This simple circuit can be used to activate whatever you like, for example, by connecting it to the microcontroller, relays, secret alarms, or robot applications or just turning on LED1 which lights up as long as you touch the metal plate. The circuit consists of voltage dividers R1 and R2, one Schmitt trigger/inverter gate from a 40106 IC, a small capacitor to keep strong RF at bay, and LED1 with current limiting resistor R3. The metal plate is connected via a wire to R1. R1 and R2 together form a voltage divider. Since the current from your body is very small it’s understood that R2 has a high value like 10 Megohm to maximize the voltage over R2 so it can be detected by input pin 1 of gate IC1.A. R1 has been added to prevent electrostatic discharge (ESD) energy from damaging the inverter gate input. ESD may occur when you have been charged with an amount of electrostatic energy by walking on a carpet with rubber soles.
You can increase the sensitivity of the detector by experimenting with lower values for R1 e.g. 1 kΩ and a smaller metal plate. The value of pull-up resistor R3 is calculated such that the current through LED1 is below its maximum continuous rated value. Most regular LEDs are 20 mA types. The circuit still works if you remove LED1 and just have the pull-up resistor R3 connected to output pin 2 and then connect a microcontroller input pin directly to pin 2. Do check however that the microcontroller has a weak pull-up (i.e. to +VDD) at its port line.
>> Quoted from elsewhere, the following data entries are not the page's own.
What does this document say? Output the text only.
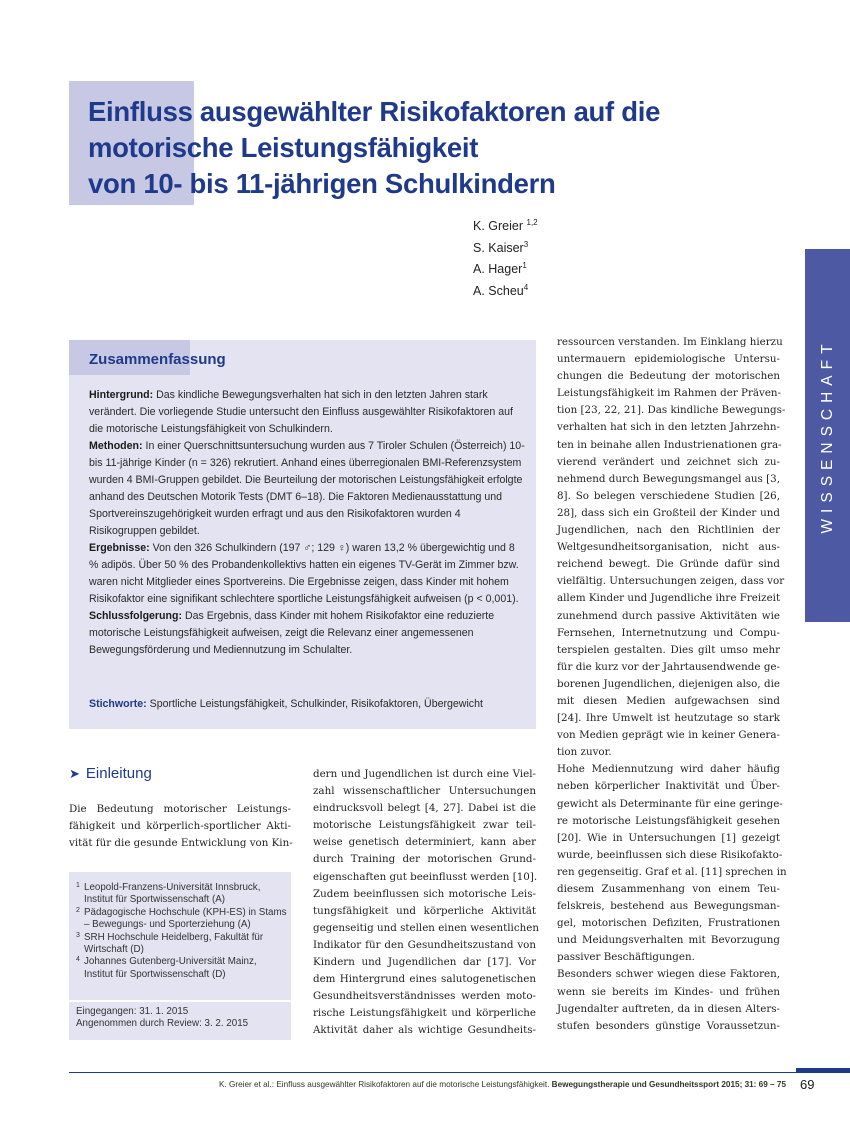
Einfluss ausgewählter Risikofaktoren auf die
motorische Leistungsfähigkeit
von 10- bis 11-jährigen Schulkindern
K. Greier $^{1,2}$
S. Kaiser$^3$
A. Hager$^1$
A. Scheu$^4$
WISSENSCHAFT
Zusammenfassung

Hintergrund: Das kindliche Bewegungsverhalten hat sich in den letzten Jahren stark verändert. Die vorliegende Studie untersucht den Einfluss ausgewählter Risikofaktoren auf die motorische Leistungsfähigkeit von Schulkindern.

Methoden: In einer Querschnittsuntersuchung wurden aus 7 Tiroler Schulen (Österreich) 10- bis 11-jährige Kinder (n = 326) rekrutiert. Anhand eines überregionalen BMI-Referenzsystem wurden 4 BMI-Gruppen gebildet. Die Beurteilung der motorischen Leistungsfähigkeit erfolgte anhand des Deutschen Motorik Tests (DMT 6–18). Die Faktoren Medienausstattung und Sportvereinszugehörigkeit wurden erfragt und aus den Risikofaktoren wurden 4 Risikogruppen gebildet.

Ergebnisse: Von den 326 Schulkindern (197 ♂; 129 ♀) waren 13,2 % übergewichtig und 8 % adipös. Über 50 % des Probandenkollektivs hatten ein eigenes TV-Gerät im Zimmer bzw. waren nicht Mitglieder eines Sportvereins. Die Ergebnisse zeigen, dass Kinder mit hohem Risikofaktor eine signifikant schlechtere sportliche Leistungsfähigkeit aufweisen (p < 0,001).

Schlussfolgerung: Das Ergebnis, dass Kinder mit hohem Risikofaktor eine reduzierte motorische Leistungsfähigkeit aufweisen, zeigt die Relevanz einer angemessenen Bewegungsförderung und Mediennutzung im Schulalter.

Stichworte: Sportliche Leistungsfähigkeit, Schulkinder, Risikofaktoren, Übergewicht
➤ Einleitung
Die Bedeutung motorischer Leistungs-
fähigkeit und körperlich-sportlicher Akti-
vität für die gesunde Entwicklung von Kin-
dern und Jugendlichen ist durch eine Viel-
zahl wissenschaftlicher Untersuchungen
eindrucksvoll belegt [4, 27]. Dabei ist die
motorische Leistungsfähigkeit zwar teil-
weise genetisch determiniert, kann aber
durch Training der motorischen Grund-
eigenschaften gut beeinflusst werden [10].
Zudem beeinflussen sich motorische Leis-
tungsfähigkeit und körperliche Aktivität
gegenseitig und stellen einen wesentlichen
Indikator für den Gesundheitszustand von
Kindern und Jugendlichen dar [17]. Vor
dem Hintergrund eines salutogenetischen
Gesundheitsverständnisses werden moto-
rische Leistungsfähigkeit und körperliche
Aktivität daher als wichtige Gesundheits-
ressourcen verstanden. Im Einklang hierzu
untermauern epidemiologische Untersu-
chungen die Bedeutung der motorischen
Leistungsfähigkeit im Rahmen der Präven-
tion [23, 22, 21]. Das kindliche Bewegungs-
verhalten hat sich in den letzten Jahrzehn-
ten in beinahe allen Industrienationen gra-
vierend verändert und zeichnet sich zu-
nehmend durch Bewegungsmangel aus [3,
8]. So belegen verschiedene Studien [26,
28], dass sich ein Großteil der Kinder und
Jugendlichen, nach den Richtlinien der
Weltgesundheitsorganisation, nicht aus-
reichend bewegt. Die Gründe dafür sind
vielfältig. Untersuchungen zeigen, dass vor
allem Kinder und Jugendliche ihre Freizeit
zunehmend durch passive Aktivitäten wie
Fernsehen, Internetnutzung und Compu-
terspielen gestalten. Dies gilt umso mehr
für die kurz vor der Jahrtausendwende ge-
borenen Jugendlichen, diejenigen also, die
mit diesen Medien aufgewachsen sind
[24]. Ihre Umwelt ist heutzutage so stark
von Medien geprägt wie in keiner Genera-
tion zuvor.
Hohe Mediennutzung wird daher häufig
neben körperlicher Inaktivität und Über-
gewicht als Determinante für eine geringe-
re motorische Leistungsfähigkeit gesehen
[20]. Wie in Untersuchungen [1] gezeigt
wurde, beeinflussen sich diese Risikofakto-
ren gegenseitig. Graf et al. [11] sprechen in
diesem Zusammenhang von einem Teu-
felskreis, bestehend aus Bewegungsman-
gel, motorischen Defiziten, Frustrationen
und Meidungsverhalten mit Bevorzugung
passiver Beschäftigungen.
Besonders schwer wiegen diese Faktoren,
wenn sie bereits im Kindes- und frühen
Jugendalter auftreten, da in diesen Alters-
stufen besonders günstige Voraussetzun-
1 Leopold-Franzens-Universität Innsbruck, Institut für Sportwissenschaft (A)
2 Pädagogische Hochschule (KPH-ES) in Stams – Bewegungs- und Sporterziehung (A)
3 SRH Hochschule Heidelberg, Fakultät für Wirtschaft (D)
4 Johannes Gutenberg-Universität Mainz, Institut für Sportwissenschaft (D)
Eingegangen: 31. 1. 2015
Angenommen durch Review: 3. 2. 2015
K. Greier et al.: Einfluss ausgewählter Risikofaktoren auf die motorische Leistungsfähigkeit. Bewegungstherapie und Gesundheitssport 2015; 31: 69 – 75 69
The CD40106B device consists of six Schmitt-Trigger inputs. Each circuit functions as an inverter with Schmitt-Trigger input. The trigger switches at different points for positive- and negative-going signals. The difference between the positive-going voltage (VP) and the negative-going voltage (VN) is defined as hysteresis voltage (VH). The CD40106B device is supplied in ceramic packaging (J) as well as standard packaging (D, N, NS, PW). All CD40106B devices are rated for –55°C to +125°C ambient temperature operation.